Thomas manages the Allevard Sogefi USA, Inc. plant in Prichard, W.Va., that produces automotive suspension and filtration products. It is the first facility in North America for Sogefi S.p.A, an Italian company with plants in 13 countries worldwide.

He grew up near Cross Lanes in Kanawha County, where his parents, sister and most of his extended family still live. In 1988, Thomas graduated from Nitro High School and left the state to study engineering at Virginia Tech's College of Troy ThomasEngineering. For 10 years, he continued to live, work and study in Virginia. While earning his Masters of Business Administration, he built and managed a new brake pad plant for Carlisle Companies Inc.

“No matter where I’ve been,” said Thomas, “when I’ve had the opportunity to meet other West Virginians, we shared a sense of pride in where we came from. While it seems the world is becoming smaller, more homogenous and more transient, West Virginians still have roots.”

While living in Northern Virginia near Washington, D.C., Thomas often returned to those roots for short weekend visits. Friends would join him for a lazy summer float down the Potomac River and lunch in Harpers Ferry, W.Va.

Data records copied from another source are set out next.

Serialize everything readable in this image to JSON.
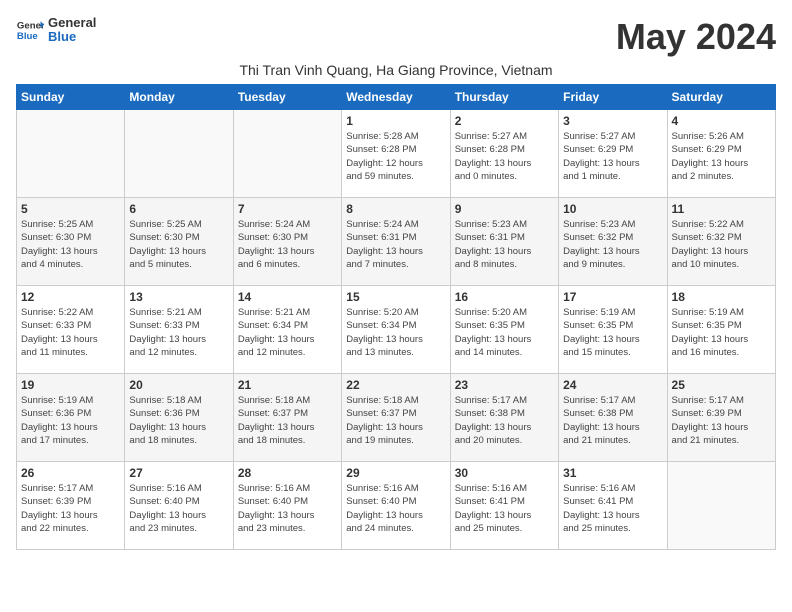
{
  "header": {
    "logo_general": "General",
    "logo_blue": "Blue",
    "month_title": "May 2024",
    "subtitle": "Thi Tran Vinh Quang, Ha Giang Province, Vietnam"
  },
  "weekdays": [
    "Sunday",
    "Monday",
    "Tuesday",
    "Wednesday",
    "Thursday",
    "Friday",
    "Saturday"
  ],
  "weeks": [
    [
      {
        "day": "",
        "info": ""
      },
      {
        "day": "",
        "info": ""
      },
      {
        "day": "",
        "info": ""
      },
      {
        "day": "1",
        "info": "Sunrise: 5:28 AM\nSunset: 6:28 PM\nDaylight: 12 hours\nand 59 minutes."
      },
      {
        "day": "2",
        "info": "Sunrise: 5:27 AM\nSunset: 6:28 PM\nDaylight: 13 hours\nand 0 minutes."
      },
      {
        "day": "3",
        "info": "Sunrise: 5:27 AM\nSunset: 6:29 PM\nDaylight: 13 hours\nand 1 minute."
      },
      {
        "day": "4",
        "info": "Sunrise: 5:26 AM\nSunset: 6:29 PM\nDaylight: 13 hours\nand 2 minutes."
      }
    ],
    [
      {
        "day": "5",
        "info": "Sunrise: 5:25 AM\nSunset: 6:30 PM\nDaylight: 13 hours\nand 4 minutes."
      },
      {
        "day": "6",
        "info": "Sunrise: 5:25 AM\nSunset: 6:30 PM\nDaylight: 13 hours\nand 5 minutes."
      },
      {
        "day": "7",
        "info": "Sunrise: 5:24 AM\nSunset: 6:30 PM\nDaylight: 13 hours\nand 6 minutes."
      },
      {
        "day": "8",
        "info": "Sunrise: 5:24 AM\nSunset: 6:31 PM\nDaylight: 13 hours\nand 7 minutes."
      },
      {
        "day": "9",
        "info": "Sunrise: 5:23 AM\nSunset: 6:31 PM\nDaylight: 13 hours\nand 8 minutes."
      },
      {
        "day": "10",
        "info": "Sunrise: 5:23 AM\nSunset: 6:32 PM\nDaylight: 13 hours\nand 9 minutes."
      },
      {
        "day": "11",
        "info": "Sunrise: 5:22 AM\nSunset: 6:32 PM\nDaylight: 13 hours\nand 10 minutes."
      }
    ],
    [
      {
        "day": "12",
        "info": "Sunrise: 5:22 AM\nSunset: 6:33 PM\nDaylight: 13 hours\nand 11 minutes."
      },
      {
        "day": "13",
        "info": "Sunrise: 5:21 AM\nSunset: 6:33 PM\nDaylight: 13 hours\nand 12 minutes."
      },
      {
        "day": "14",
        "info": "Sunrise: 5:21 AM\nSunset: 6:34 PM\nDaylight: 13 hours\nand 12 minutes."
      },
      {
        "day": "15",
        "info": "Sunrise: 5:20 AM\nSunset: 6:34 PM\nDaylight: 13 hours\nand 13 minutes."
      },
      {
        "day": "16",
        "info": "Sunrise: 5:20 AM\nSunset: 6:35 PM\nDaylight: 13 hours\nand 14 minutes."
      },
      {
        "day": "17",
        "info": "Sunrise: 5:19 AM\nSunset: 6:35 PM\nDaylight: 13 hours\nand 15 minutes."
      },
      {
        "day": "18",
        "info": "Sunrise: 5:19 AM\nSunset: 6:35 PM\nDaylight: 13 hours\nand 16 minutes."
      }
    ],
    [
      {
        "day": "19",
        "info": "Sunrise: 5:19 AM\nSunset: 6:36 PM\nDaylight: 13 hours\nand 17 minutes."
      },
      {
        "day": "20",
        "info": "Sunrise: 5:18 AM\nSunset: 6:36 PM\nDaylight: 13 hours\nand 18 minutes."
      },
      {
        "day": "21",
        "info": "Sunrise: 5:18 AM\nSunset: 6:37 PM\nDaylight: 13 hours\nand 18 minutes."
      },
      {
        "day": "22",
        "info": "Sunrise: 5:18 AM\nSunset: 6:37 PM\nDaylight: 13 hours\nand 19 minutes."
      },
      {
        "day": "23",
        "info": "Sunrise: 5:17 AM\nSunset: 6:38 PM\nDaylight: 13 hours\nand 20 minutes."
      },
      {
        "day": "24",
        "info": "Sunrise: 5:17 AM\nSunset: 6:38 PM\nDaylight: 13 hours\nand 21 minutes."
      },
      {
        "day": "25",
        "info": "Sunrise: 5:17 AM\nSunset: 6:39 PM\nDaylight: 13 hours\nand 21 minutes."
      }
    ],
    [
      {
        "day": "26",
        "info": "Sunrise: 5:17 AM\nSunset: 6:39 PM\nDaylight: 13 hours\nand 22 minutes."
      },
      {
        "day": "27",
        "info": "Sunrise: 5:16 AM\nSunset: 6:40 PM\nDaylight: 13 hours\nand 23 minutes."
      },
      {
        "day": "28",
        "info": "Sunrise: 5:16 AM\nSunset: 6:40 PM\nDaylight: 13 hours\nand 23 minutes."
      },
      {
        "day": "29",
        "info": "Sunrise: 5:16 AM\nSunset: 6:40 PM\nDaylight: 13 hours\nand 24 minutes."
      },
      {
        "day": "30",
        "info": "Sunrise: 5:16 AM\nSunset: 6:41 PM\nDaylight: 13 hours\nand 25 minutes."
      },
      {
        "day": "31",
        "info": "Sunrise: 5:16 AM\nSunset: 6:41 PM\nDaylight: 13 hours\nand 25 minutes."
      },
      {
        "day": "",
        "info": ""
      }
    ]
  ]
}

“My strong desire to live closer to my family and an excellent opportunity to work for the international company Sogefi brought me home,” he said.

In 2004, Thomas moved to Huntington as plant manager for the $27 million Allevard Springs USA plant, a subsidiary of Sogefi. In 2008, the Italian-based company began a $7 million expansion and promoted Thomas to general manager.

Allevard Sogefi is one of seven Italian companies in West Virginia. Thomas is one of more than 22,000 West Virginians working for companies from 23 countries.

Thomas believes West Virginia has what it takes to attract other high-caliber corporations and entrepreneurs.

“Jobs are important to attract young professionals but not the only necessity,” he said.

“Culture, social and recreational opportunities are big considerations when deciding to relocate. Huntington’s Pullman Square, the Clay Center and baseball park in Charleston, and the Hatfield-McCoy trail system are good examples. West Virginia is more diverse and more welcoming to people from other places than many outside our border may perceive.”